La Corte di Cassazione resuscita la distinzione tra lavoratori e lavoratori, ritornando così a creare cittadini di serie A e cittadini di serie B. È questa infatti la conseguenza di una sentenza depositata ieri, in base alla quale la tutela da riconoscere ai dipendenti in caso di licenziamento, poi ritenuto illegittimo, rimane la reintegra così come disciplinata dall'ormai famoso articolo 18 nella versione antecedente alla riforma Fornero, che favoriva la soluzione dell'indennizzo.
La pronuncia si inserisce all'interno di un dibattito iniziato sin dalla pubblicazione del testo riformato, sulla base di una giurisprudenza ondivaga che, infatti, in un primo momento ha ritenuto applicabile anche ai dipendenti del pubblico impiego l'articolo 18 riformato. Con questa sentenza, invece, gli ermellini hanno sottolineato che ai rapporti di lavoro pubblici non si applicano le modifiche apportate dalla legge del 2012 allo Statuto dei lavoratori per cui «la tutela del dipendente pubblico in caso di licenziamento illegittimo intimato in data successiva all'entrata in vigore della legge resta quella prevista dall'articolo 18».

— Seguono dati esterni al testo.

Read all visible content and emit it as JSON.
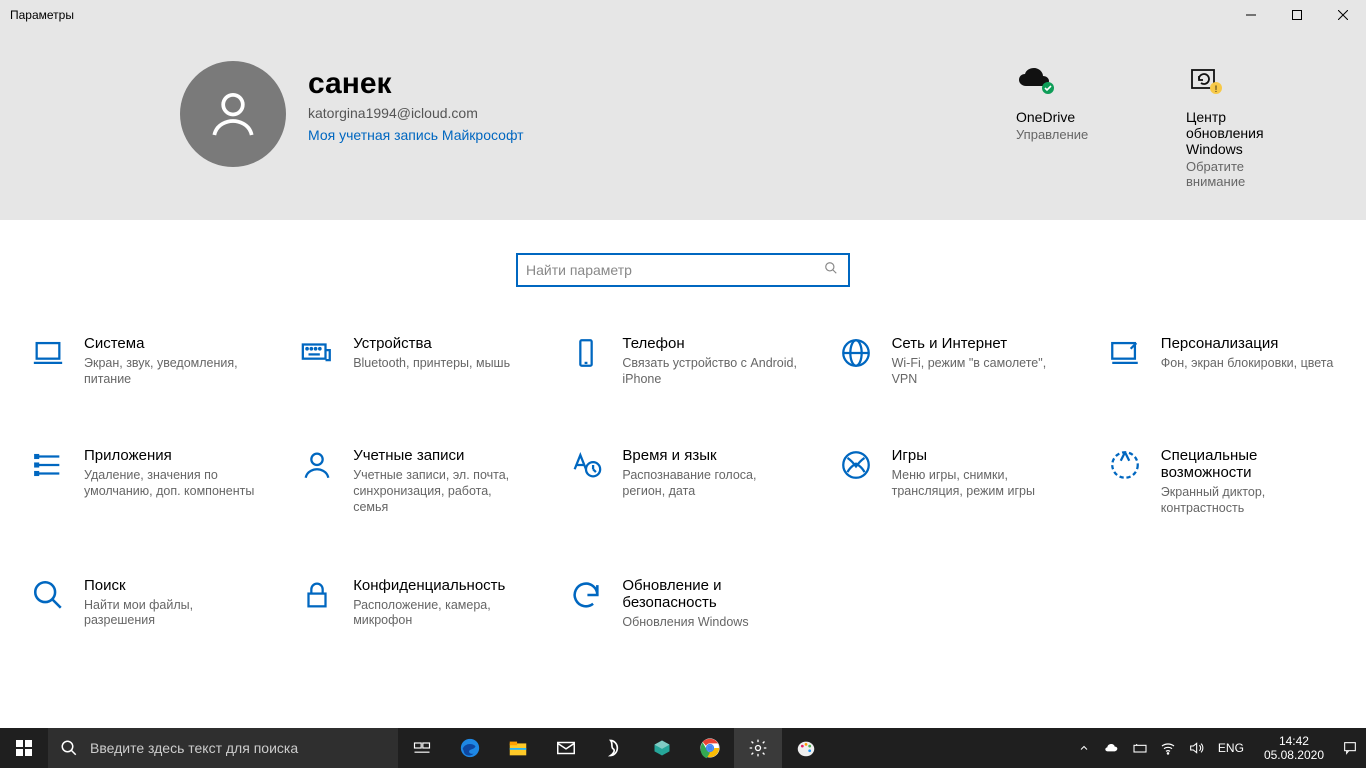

Non vi è dubbio che la posizione della suprema Corte avrà notevoli ripercussioni relativamente a tutti i casi di licenziamento ad oggi operati nei confronti dei cosiddetti «furbetti del cartellino» qualora fossero reintegrati dal giudice. In questo caso, il danno conseguente alla decisione del magistrato sarà sopportato, ancora una volta, dai contribuenti.
È evidente che la riforma del pubblico impiego del governo Renzi non ha ancora sciolto i dubbi relativi al sistema sanzionatorio applicabile, ed è questo vuoto normativo che la Suprema Corte prova a colmare con la sentenza di ieri, nella quale può scorgersi anche un invito al legislatore a intervenire di nuovo con un più chiaro «intervento normativo di armonizzazione». Nonostante il governo, nell'ambito dell'attuazione della delega Madia, abbia promesso di risolvere il cortocircuito normativo con norme ad hoc, ad oggi i lavoratori rimangono a confrontarsi con tutele totalmente diverse a seconda che siano dipendenti privati o pubblici, creando un'ingiustizia di fatto difficile da accettare.
Sarebbe auspicabile, e urgente, che il pubblico impiego si allineasse a quello privato, completando il percorso di privatizzazione, nel segno dei principi di buon andamento ed economicità che appartengono alla macchina amministrativa e al maggior vantaggio dei contribuenti.